Skills & Requirements
Preferred Backgrounds:
- Senior or Staff Engineers with extensive experience in code review and practical execution insight.
- QA Engineers with a strong focus on verification and consistency analysis.
- Technical Writers or Documentation Specialists adept at comparing instructions with actual implementation.
Also Well-Suited:
- Backend or Full-Stack Developers experienced with function calls, APIs, and testing workflows.
- DevOps or SRE professionals knowledgeable in tool orchestration and system behaviour analysis.
Languages and Tools:
- Proficiency in Python is advantageous, as most transcripts are Python-based.
- Familiarity with additional languages such as JavaScript, TypeScript, Java, C++, Go, Ruby, Rust, or Bash is beneficial.
- Experience with Git workflows, testing frameworks, and debugging tools is highly valuable.
More About the Opportunity
- Each transcript batch should be completed within five hours of starting, with unlimited batches available.

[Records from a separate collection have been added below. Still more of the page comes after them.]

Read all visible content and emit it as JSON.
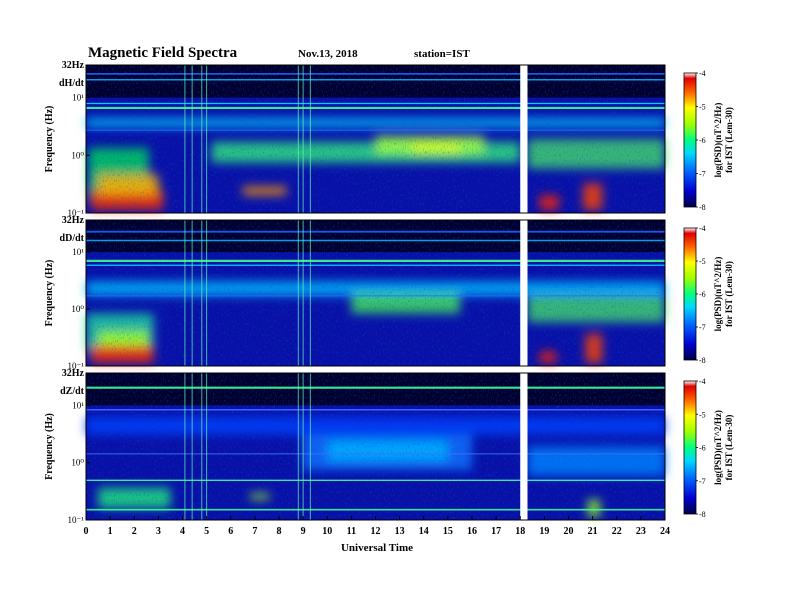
{
  "header": {
    "title": "Magnetic  Field  Spectra",
    "date": "Nov.13, 2018",
    "station": "station=IST"
  },
  "chart_data": [
    {
      "type": "heatmap",
      "component": "dH/dt",
      "top_label": "32Hz",
      "ylabel": "Frequency (Hz)",
      "yticks": [
        "10¹",
        "10⁰",
        "10⁻¹"
      ],
      "xlim": [
        0,
        24
      ],
      "data_gap": [
        18,
        18.3
      ],
      "colorbar": {
        "label": [
          "log(PSD)(nT^2/Hz)",
          "for IST (Lem-30)"
        ],
        "range": [
          -8,
          -4
        ],
        "ticks": [
          "-4",
          "-5",
          "-6",
          "-7",
          "-8"
        ]
      }
    },
    {
      "type": "heatmap",
      "component": "dD/dt",
      "top_label": "32Hz",
      "ylabel": "Frequency (Hz)",
      "yticks": [
        "10¹",
        "10⁰",
        "10⁻¹"
      ],
      "xlim": [
        0,
        24
      ],
      "data_gap": [
        18,
        18.3
      ],
      "colorbar": {
        "label": [
          "log(PSD)(nT^2/Hz)",
          "for IST (Lem-30)"
        ],
        "range": [
          -8,
          -4
        ],
        "ticks": [
          "-4",
          "-5",
          "-6",
          "-7",
          "-8"
        ]
      }
    },
    {
      "type": "heatmap",
      "component": "dZ/dt",
      "top_label": "32Hz",
      "ylabel": "Frequency (Hz)",
      "yticks": [
        "10¹",
        "10⁰",
        "10⁻¹"
      ],
      "xlim": [
        0,
        24
      ],
      "data_gap": [
        18,
        18.3
      ],
      "xlabel": "Universal Time",
      "xticks": [
        "0",
        "1",
        "2",
        "3",
        "4",
        "5",
        "6",
        "7",
        "8",
        "9",
        "10",
        "11",
        "12",
        "13",
        "14",
        "15",
        "16",
        "17",
        "18",
        "19",
        "20",
        "21",
        "22",
        "23",
        "24"
      ],
      "colorbar": {
        "label": [
          "log(PSD)(nT^2/Hz)",
          "for IST (Lem-30)"
        ],
        "range": [
          -8,
          -4
        ],
        "ticks": [
          "-4",
          "-5",
          "-6",
          "-7",
          "-8"
        ]
      }
    }
  ]
}
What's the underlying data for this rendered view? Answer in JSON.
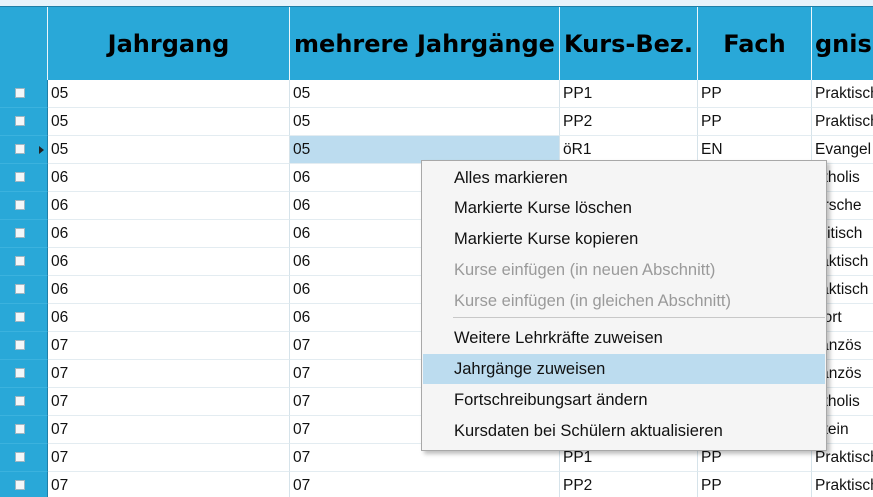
{
  "columns": [
    "",
    "Jahrgang",
    "mehrere Jahrgänge",
    "Kurs-Bez.",
    "Fach",
    "gnis"
  ],
  "rows": [
    {
      "jahrgang": "05",
      "mehrere": "05",
      "kurs": "PP1",
      "fach": "PP",
      "extra": "Praktisch"
    },
    {
      "jahrgang": "05",
      "mehrere": "05",
      "kurs": "PP2",
      "fach": "PP",
      "extra": "Praktisch"
    },
    {
      "jahrgang": "05",
      "mehrere": "05",
      "kurs": "öR1",
      "fach": "EN",
      "extra": "Evangel"
    },
    {
      "jahrgang": "06",
      "mehrere": "06",
      "kurs": "",
      "fach": "",
      "extra": "atholis"
    },
    {
      "jahrgang": "06",
      "mehrere": "06",
      "kurs": "",
      "fach": "",
      "extra": "orsche"
    },
    {
      "jahrgang": "06",
      "mehrere": "06",
      "kurs": "",
      "fach": "",
      "extra": "olitisch"
    },
    {
      "jahrgang": "06",
      "mehrere": "06",
      "kurs": "",
      "fach": "",
      "extra": "raktisch"
    },
    {
      "jahrgang": "06",
      "mehrere": "06",
      "kurs": "",
      "fach": "",
      "extra": "raktisch"
    },
    {
      "jahrgang": "06",
      "mehrere": "06",
      "kurs": "",
      "fach": "",
      "extra": "port"
    },
    {
      "jahrgang": "07",
      "mehrere": "07",
      "kurs": "",
      "fach": "",
      "extra": "ranzös"
    },
    {
      "jahrgang": "07",
      "mehrere": "07",
      "kurs": "",
      "fach": "",
      "extra": "ranzös"
    },
    {
      "jahrgang": "07",
      "mehrere": "07",
      "kurs": "",
      "fach": "",
      "extra": "atholis"
    },
    {
      "jahrgang": "07",
      "mehrere": "07",
      "kurs": "",
      "fach": "",
      "extra": "atein"
    },
    {
      "jahrgang": "07",
      "mehrere": "07",
      "kurs": "PP1",
      "fach": "PP",
      "extra": "Praktisch"
    },
    {
      "jahrgang": "07",
      "mehrere": "07",
      "kurs": "PP2",
      "fach": "PP",
      "extra": "Praktisch"
    }
  ],
  "context_menu": {
    "items": [
      {
        "label": "Alles markieren",
        "enabled": true
      },
      {
        "label": "Markierte Kurse löschen",
        "enabled": true
      },
      {
        "label": "Markierte Kurse kopieren",
        "enabled": true
      },
      {
        "label": "Kurse einfügen (in neuen Abschnitt)",
        "enabled": false
      },
      {
        "label": "Kurse einfügen (in gleichen Abschnitt)",
        "enabled": false
      },
      {
        "label": "Weitere Lehrkräfte zuweisen",
        "enabled": true
      },
      {
        "label": "Jahrgänge zuweisen",
        "enabled": true,
        "hovered": true
      },
      {
        "label": "Fortschreibungsart ändern",
        "enabled": true
      },
      {
        "label": "Kursdaten bei Schülern aktualisieren",
        "enabled": true
      }
    ]
  },
  "colors": {
    "header_bg": "#29a8d8",
    "selection_highlight": "#bcdcef",
    "menu_bg": "#f5f5f5",
    "disabled_text": "#9a9a9a"
  }
}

- Engagement is task-based and flexible, with the possibility of recurring assignments.
Application Process
- Candidates begin by submitting a resume.
- Selected applicants receive rubric guidelines and access to the evaluation platform.
- Most candidates are notified within a few business days.
- The organisation welcomes all qualified applicants, irrespective of legally protected characteristics, and provides reasonable accommodations upon request.
Contract and Payment Terms
- Engagement is on an independent contractor basis.
- The role is fully remote, allowing work to be completed on a flexible schedule.
- Project durations may be extended, shortened, or concluded early depending on organisational needs and individual performance.
- The work does not require access to any confidential or proprietary information from current or past employers, clients, or institutions.
- Payments are issued weekly via Stripe or Wise, based on services rendered.